Ob das der obige Film als Vorlage ist, ob das Rocky ist, oder Karate Kid, oder Chariots of Fire, oder das Wunder von Bern, oder Shaolin Soccer (genialer Film!), oder Haie der Großstadt (Billiard ist ja auch Sport - und kann über Stunden spannende Unterhaltung bieten, wie das gestrige Finale der Snooker Welsh Open gezeigt hat). - Wenn man NUR den Sport im Rollenspiel (oder im Spielfilm) zeigen möchte, dann reißt das keinen vom Hocker.
Und auch der Vergleich mit anderen Umsetzungen hinkt.
Miniaturenspiel-Fußball ist ÖDE verglichen mit Miniaturen-LIVE-ACTION-Fußball (auch als Tipp-Kick bekannt) oder Tischfußball - wenn man denn schon nicht gleich das Leder selbst treten gehen mag.
Computerspiel-Fußball ist z.T. ödes "Vereins-Management"-Herumgetue und zum anderen Teil bietes es oft viel ECHTZEIT-KLICK-ACTION. Längst nicht so packend wie Tipp-Kick oder Tischfußball, aber besser als andere Umsetzungen. Solche schnelle Aktion mit vielen GLEICHZEITIGEN Aktionsmöglichkeiten, wie im Computer-Fußball-Simulator kann man im Pen&Paper-Fußball-Rollenspiel eh nicht bieten. (Und wenn schon so manche beim Vorschlag Rollenspiele mit Miniaturen zu spielen wieder ihre Inkontinenzwindeln wechseln müssen, so ist zu erwarten, daß sie ihre ach so tolle "Vorstellungskraft" noch weniger durch eine hier eventuell einschiebbare Computerspieleinlage "einengen" lassen würden. - Die nächste Windel für den Herrn mit der Miniaturenallergie bitte.)

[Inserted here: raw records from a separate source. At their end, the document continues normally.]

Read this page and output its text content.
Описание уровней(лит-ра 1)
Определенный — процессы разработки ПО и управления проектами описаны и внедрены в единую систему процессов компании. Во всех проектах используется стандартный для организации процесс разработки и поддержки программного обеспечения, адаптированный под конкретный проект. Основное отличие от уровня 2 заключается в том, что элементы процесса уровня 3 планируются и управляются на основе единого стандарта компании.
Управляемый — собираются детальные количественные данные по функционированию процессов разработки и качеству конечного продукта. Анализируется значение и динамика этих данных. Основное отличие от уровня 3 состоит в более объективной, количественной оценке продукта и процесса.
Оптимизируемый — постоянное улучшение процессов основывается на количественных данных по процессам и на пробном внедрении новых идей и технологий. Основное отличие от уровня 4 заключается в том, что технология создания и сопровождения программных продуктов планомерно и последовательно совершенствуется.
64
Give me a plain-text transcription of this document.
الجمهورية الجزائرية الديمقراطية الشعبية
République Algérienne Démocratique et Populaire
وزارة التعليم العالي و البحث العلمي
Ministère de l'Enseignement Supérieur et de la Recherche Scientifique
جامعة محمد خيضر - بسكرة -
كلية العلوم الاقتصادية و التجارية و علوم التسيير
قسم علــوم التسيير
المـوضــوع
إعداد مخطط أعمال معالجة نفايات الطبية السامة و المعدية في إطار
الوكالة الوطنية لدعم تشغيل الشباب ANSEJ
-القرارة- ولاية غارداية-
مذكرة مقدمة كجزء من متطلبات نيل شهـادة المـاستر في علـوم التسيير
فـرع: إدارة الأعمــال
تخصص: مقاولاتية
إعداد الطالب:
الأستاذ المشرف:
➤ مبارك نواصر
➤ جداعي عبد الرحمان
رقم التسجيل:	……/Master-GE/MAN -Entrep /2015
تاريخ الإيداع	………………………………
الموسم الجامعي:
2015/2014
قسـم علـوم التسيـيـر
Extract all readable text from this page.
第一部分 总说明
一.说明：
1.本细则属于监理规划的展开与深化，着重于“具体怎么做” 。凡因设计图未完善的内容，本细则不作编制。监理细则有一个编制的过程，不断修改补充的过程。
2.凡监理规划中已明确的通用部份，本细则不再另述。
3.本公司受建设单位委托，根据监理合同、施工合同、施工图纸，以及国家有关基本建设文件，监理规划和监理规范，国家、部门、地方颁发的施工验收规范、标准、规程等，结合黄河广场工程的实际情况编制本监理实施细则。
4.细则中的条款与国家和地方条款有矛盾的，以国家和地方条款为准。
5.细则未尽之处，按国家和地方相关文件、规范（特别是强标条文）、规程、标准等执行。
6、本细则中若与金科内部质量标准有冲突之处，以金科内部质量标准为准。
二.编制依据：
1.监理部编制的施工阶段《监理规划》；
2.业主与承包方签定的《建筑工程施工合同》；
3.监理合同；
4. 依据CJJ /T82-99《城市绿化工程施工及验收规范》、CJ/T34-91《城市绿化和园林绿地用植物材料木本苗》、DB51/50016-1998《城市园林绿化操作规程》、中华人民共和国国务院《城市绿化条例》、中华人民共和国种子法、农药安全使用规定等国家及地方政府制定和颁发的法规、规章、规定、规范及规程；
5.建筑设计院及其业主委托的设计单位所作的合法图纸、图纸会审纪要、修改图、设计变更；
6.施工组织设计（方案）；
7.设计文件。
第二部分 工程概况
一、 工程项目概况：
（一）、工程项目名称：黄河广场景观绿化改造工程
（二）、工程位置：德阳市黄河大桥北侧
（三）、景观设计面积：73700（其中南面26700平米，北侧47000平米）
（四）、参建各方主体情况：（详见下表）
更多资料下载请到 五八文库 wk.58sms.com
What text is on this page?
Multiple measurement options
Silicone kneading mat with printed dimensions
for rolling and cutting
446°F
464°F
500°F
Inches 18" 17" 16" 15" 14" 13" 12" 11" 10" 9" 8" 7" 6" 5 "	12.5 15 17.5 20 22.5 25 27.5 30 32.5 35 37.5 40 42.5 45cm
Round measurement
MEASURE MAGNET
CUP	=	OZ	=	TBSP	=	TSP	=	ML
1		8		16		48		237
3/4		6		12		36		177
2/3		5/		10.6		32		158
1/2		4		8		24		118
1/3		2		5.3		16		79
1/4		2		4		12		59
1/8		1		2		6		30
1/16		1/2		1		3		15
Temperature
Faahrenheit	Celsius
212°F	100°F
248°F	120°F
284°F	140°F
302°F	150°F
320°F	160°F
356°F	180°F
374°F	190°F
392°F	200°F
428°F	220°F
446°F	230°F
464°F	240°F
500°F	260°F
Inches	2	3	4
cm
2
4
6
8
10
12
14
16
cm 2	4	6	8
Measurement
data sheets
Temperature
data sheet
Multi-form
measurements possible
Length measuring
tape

Sport lebt ganz stark von der "Live-Action"-Komponente. - Sportübertragungen (am Besten "Live") sind daher auch (für die Fans dieser Sportart) das Interessanteste. Konserven sind schon nicht ganz so frisch und spannend, aber auch noch interessant.
Spielfilme, wo man Sport nur mit viel gequältem Familiendrama ("Vater, diesen Homerun widme ich Dir. Dir allein!" *schluchz*) verdünnt serviert bekommt, sind da schon SEHR auf ein Nischenpublikum ausgerichtet.
Auch die entsprechenden Computerspiele adressieren eher die Nischen, wenn es sich um "nicht-brutale" Sportarten handelt. - Golf-Simulatoren, Tennis, Fußball, Basketball. *gähn* - Das verkauft sich nur an Softies und alte Säcke. Was geht sind KAMPFSPORT-"Simulatoren" (ob Karate, Catchen, Car-Theft - oder ist letzteres eventuell garkein Sport?).
Daher ist auch ein Catcher-Rollenspiel ein blöde Idee. - Beim Catchen will man ACTION und man will sie SEHEN (deswegen sind die Catch-Techniken auch so langsam und so auffällig - damit eben der letzte faule Chipsfresser mit Bier in der Birne die noch erkennen kann). - Und was soll man davon, also von den KERNQUALITÄTEN einer Catch-Veranstaltung im Rollenspiel als Hauptgeschichte spielen?
In vielen (Fantasy-)Rollenspielen werden ja Gelegenheiten zum Ringkampf, Faustkampf, Weitsprung, Zielschießen, usw. angeboten. Oft im Rahmen von Jahrmarkts-Kolorit, an welchem sich die SCs auch beteiligen können. - Aber eben nicht im Vordergrund. Nicht mit Sport als DEM KERNTHEMA. - Und das ist auch gut und richtig so.
Das Interessanteste am Sport ist das SICHTBARE. - Und da können Rollenspiele schlecht punkten.